Obsessed with our own pain and loss, we cannot help but open our mouths and spew out trash, which multiplies suffering.   It is a corrupt contribution to the grieving process. Maybe we even think that it helps the victim of our utterance.  Perhaps, but I think it often serves only the need to protect our own mortal inadequacy and distance ourselves from empathizing with true emotional pain.

There are several lessons.  First, you do not need to talk.

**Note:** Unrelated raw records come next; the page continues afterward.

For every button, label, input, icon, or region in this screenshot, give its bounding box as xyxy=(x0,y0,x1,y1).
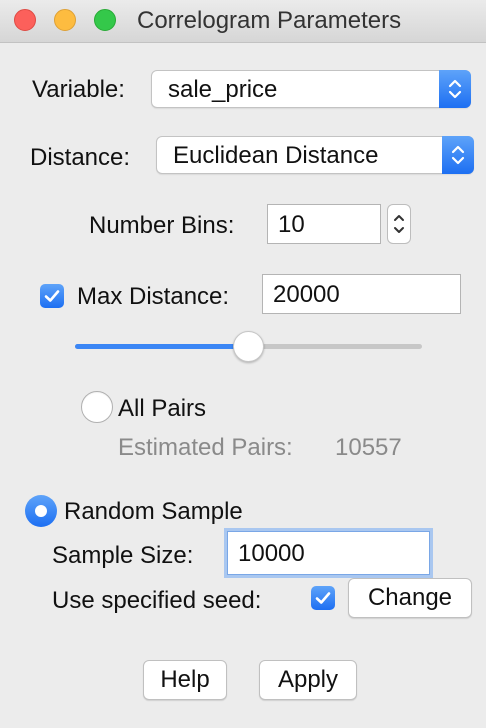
stepper-icon xyxy=(394,215,404,233)
number-bins-stepper[interactable] xyxy=(387,204,411,244)
chevron-updown-icon xyxy=(439,70,471,108)
all-pairs-label: All Pairs xyxy=(118,395,207,422)
max-distance-input[interactable]: 20000 xyxy=(262,274,461,314)
max-distance-label: Max Distance: xyxy=(77,283,230,310)
change-seed-button[interactable]: Change xyxy=(348,578,472,618)
sample-size-value: 10000 xyxy=(238,540,305,567)
random-sample-radio[interactable] xyxy=(25,495,57,527)
checkmark-icon xyxy=(315,592,331,604)
variable-label: Variable: xyxy=(32,76,125,103)
estimated-pairs-value: 10557 xyxy=(335,434,402,461)
sample-size-label: Sample Size: xyxy=(52,542,194,569)
use-seed-label: Use specified seed: xyxy=(52,587,262,614)
distance-label: Distance: xyxy=(30,144,131,171)
all-pairs-radio[interactable] xyxy=(81,391,113,423)
number-bins-input[interactable]: 10 xyxy=(267,204,381,244)
estimated-pairs-label: Estimated Pairs: xyxy=(118,434,293,461)
sample-size-input[interactable]: 10000 xyxy=(227,531,430,575)
window-title: Correlogram Parameters xyxy=(137,7,402,34)
apply-button[interactable]: Apply xyxy=(259,660,357,700)
zoom-window-button[interactable] xyxy=(94,9,116,31)
minimize-window-button[interactable] xyxy=(54,9,76,31)
close-window-button[interactable] xyxy=(14,9,36,31)
checkmark-icon xyxy=(44,290,60,302)
max-distance-checkbox[interactable] xyxy=(40,284,64,308)
number-bins-value: 10 xyxy=(278,211,305,238)
distance-select[interactable]: Euclidean Distance xyxy=(156,136,474,174)
use-seed-checkbox[interactable] xyxy=(311,586,335,610)
title-bar: Correlogram Parameters xyxy=(0,0,486,43)
chevron-updown-icon xyxy=(442,136,474,174)
random-sample-label: Random Sample xyxy=(64,498,243,525)
number-bins-label: Number Bins: xyxy=(89,212,235,239)
distance-select-value: Euclidean Distance xyxy=(173,142,379,169)
variable-select-value: sale_price xyxy=(168,76,278,103)
variable-select[interactable]: sale_price xyxy=(151,70,471,108)
max-distance-value: 20000 xyxy=(273,281,340,308)
max-distance-slider-knob[interactable] xyxy=(233,331,264,362)
max-distance-slider-fill xyxy=(75,344,249,349)
help-button[interactable]: Help xyxy=(143,660,227,700)
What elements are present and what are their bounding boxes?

If you are not sure what to say, don’t.  Just being there, a touch, a hug, goes a long way.  Second, you cannot fix it.  There is nothing you can say to take the grieving person, the scared person, the alone person, from suffering to happy in a couple words.  It takes time for us to absorb the loss into our soul.  Make your goal simpler; just give support in the moment.  Unless you really have a dramatic insight, do not play therapist.  Finally, before opening your mouth,connect to your feelings.  If you are frightened, anxious, confused or angry and hurt, beware.  This is dangerous ground and ripe for you to utter something stupid and hurtful.

In these challenging times, we rarely mean to hurt one another.  However, sometimes, overwhelmed by our own emotional tumult, we give pain, instead of hope.  Fortunately, it really is not that difficult to lend support and help healing.  It entails thinking a moment about what the loss means to us, thinking about what the loss means to the other and gently holding a hand and heart.

James C. Salwitz is an oncologist who blogs at Sunrise Rounds.